We compared the relationship between diagnosis age and presentation, C-peptide loss (annual change in Urine C-peptide Creatinine Ratio (UCPCR)) and genetic susceptibility (T1D genetic risk Score (T1DGRS)) in adults with confirmed T1D in the prospective StartRight study, 1,798 adults with new-onset diabetes. T1D was defined in two ways: ≥2 positive islet-autoantibodies (of GADA, IA-2A, ZNT8A) irrespective of clinical diagnosis(n=385), or 1 positive islet-autoantibody and a clinical diagnosis of T1D(n=180).

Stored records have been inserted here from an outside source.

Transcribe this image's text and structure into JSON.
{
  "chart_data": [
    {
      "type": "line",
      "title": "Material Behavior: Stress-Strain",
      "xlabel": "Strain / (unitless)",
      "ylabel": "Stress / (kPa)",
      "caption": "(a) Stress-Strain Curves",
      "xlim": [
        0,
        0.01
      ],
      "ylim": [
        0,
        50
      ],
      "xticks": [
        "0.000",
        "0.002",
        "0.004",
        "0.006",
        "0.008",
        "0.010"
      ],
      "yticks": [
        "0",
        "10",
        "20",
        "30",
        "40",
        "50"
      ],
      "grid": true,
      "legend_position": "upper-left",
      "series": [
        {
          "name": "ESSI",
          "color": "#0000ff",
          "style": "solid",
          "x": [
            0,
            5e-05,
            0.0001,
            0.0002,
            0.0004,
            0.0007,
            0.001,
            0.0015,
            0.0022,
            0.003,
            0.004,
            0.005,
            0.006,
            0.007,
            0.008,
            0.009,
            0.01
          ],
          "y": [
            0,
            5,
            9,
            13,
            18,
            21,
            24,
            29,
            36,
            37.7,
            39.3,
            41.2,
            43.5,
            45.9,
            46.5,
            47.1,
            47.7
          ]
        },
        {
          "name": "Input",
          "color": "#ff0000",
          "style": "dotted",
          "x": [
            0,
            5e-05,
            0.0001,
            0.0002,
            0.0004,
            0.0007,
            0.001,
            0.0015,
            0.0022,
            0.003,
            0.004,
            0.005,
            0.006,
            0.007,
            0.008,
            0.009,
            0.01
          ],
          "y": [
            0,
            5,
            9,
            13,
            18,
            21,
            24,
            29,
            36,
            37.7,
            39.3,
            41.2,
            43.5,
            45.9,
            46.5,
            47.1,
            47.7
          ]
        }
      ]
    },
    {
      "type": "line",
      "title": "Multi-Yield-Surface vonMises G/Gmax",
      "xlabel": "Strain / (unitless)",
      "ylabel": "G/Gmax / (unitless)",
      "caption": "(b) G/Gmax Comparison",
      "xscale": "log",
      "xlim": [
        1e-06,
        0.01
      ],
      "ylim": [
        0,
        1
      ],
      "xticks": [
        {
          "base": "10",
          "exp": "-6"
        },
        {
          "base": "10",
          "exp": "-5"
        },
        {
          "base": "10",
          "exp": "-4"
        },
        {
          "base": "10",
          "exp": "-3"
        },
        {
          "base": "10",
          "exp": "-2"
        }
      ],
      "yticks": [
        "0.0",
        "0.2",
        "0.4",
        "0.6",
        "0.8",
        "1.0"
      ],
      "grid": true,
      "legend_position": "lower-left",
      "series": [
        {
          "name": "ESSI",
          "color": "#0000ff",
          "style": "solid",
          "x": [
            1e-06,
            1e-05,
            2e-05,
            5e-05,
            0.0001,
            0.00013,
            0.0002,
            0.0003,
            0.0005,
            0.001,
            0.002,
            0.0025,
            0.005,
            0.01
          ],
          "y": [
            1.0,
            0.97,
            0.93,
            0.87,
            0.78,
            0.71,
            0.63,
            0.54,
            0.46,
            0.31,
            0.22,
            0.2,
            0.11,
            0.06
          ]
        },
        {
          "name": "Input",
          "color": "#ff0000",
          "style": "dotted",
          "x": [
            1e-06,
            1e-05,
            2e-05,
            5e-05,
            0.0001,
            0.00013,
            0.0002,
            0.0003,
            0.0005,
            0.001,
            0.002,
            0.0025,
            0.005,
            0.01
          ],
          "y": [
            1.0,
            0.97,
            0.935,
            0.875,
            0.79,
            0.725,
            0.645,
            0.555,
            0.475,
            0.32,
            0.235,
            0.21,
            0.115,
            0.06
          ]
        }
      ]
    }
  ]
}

In continuous analysis age of diagnosis was not associated with C-peptide loss for either definition of T1D [p>0.1], with mean(95% CI) annual C-peptide loss in those diagnosed before and after age 35 (median age of T1D defined by ≥2 positive autoantibodies): 39(31-46)% vs 44(38-50)% with ≥2 positive islet-autoantibodies and 43(33-51)% vs 39(31-46)% with clinician diagnosis confirmed by 1 positive islet-autoantibody [p>0.1]. Baseline C-peptide and T1DGRS were unaffected by age of diagnosis or T1D definition [p>0.1]. In T1D defined by ≥2 autoantibodies, presentation severity was similar in those diagnosed before and after age 35: unintentional weight loss 80(95% CI 74-85)% vs 82(76-87)%, ketoacidosis 23(17-29)% vs 19(14-25)% and presentation glucose 21(19-22) mmol/l vs 21(20-22) mmol/l [all p≥0.1]. Despite similar presentation, older adults were less likely to be diagnosed with T1D, insulin treated, or admitted to hospital.
When adult-onset T1D is robustly defined the presentation characteristics, progression, and T1D genetic susceptibility are not altered by age of diagnosis.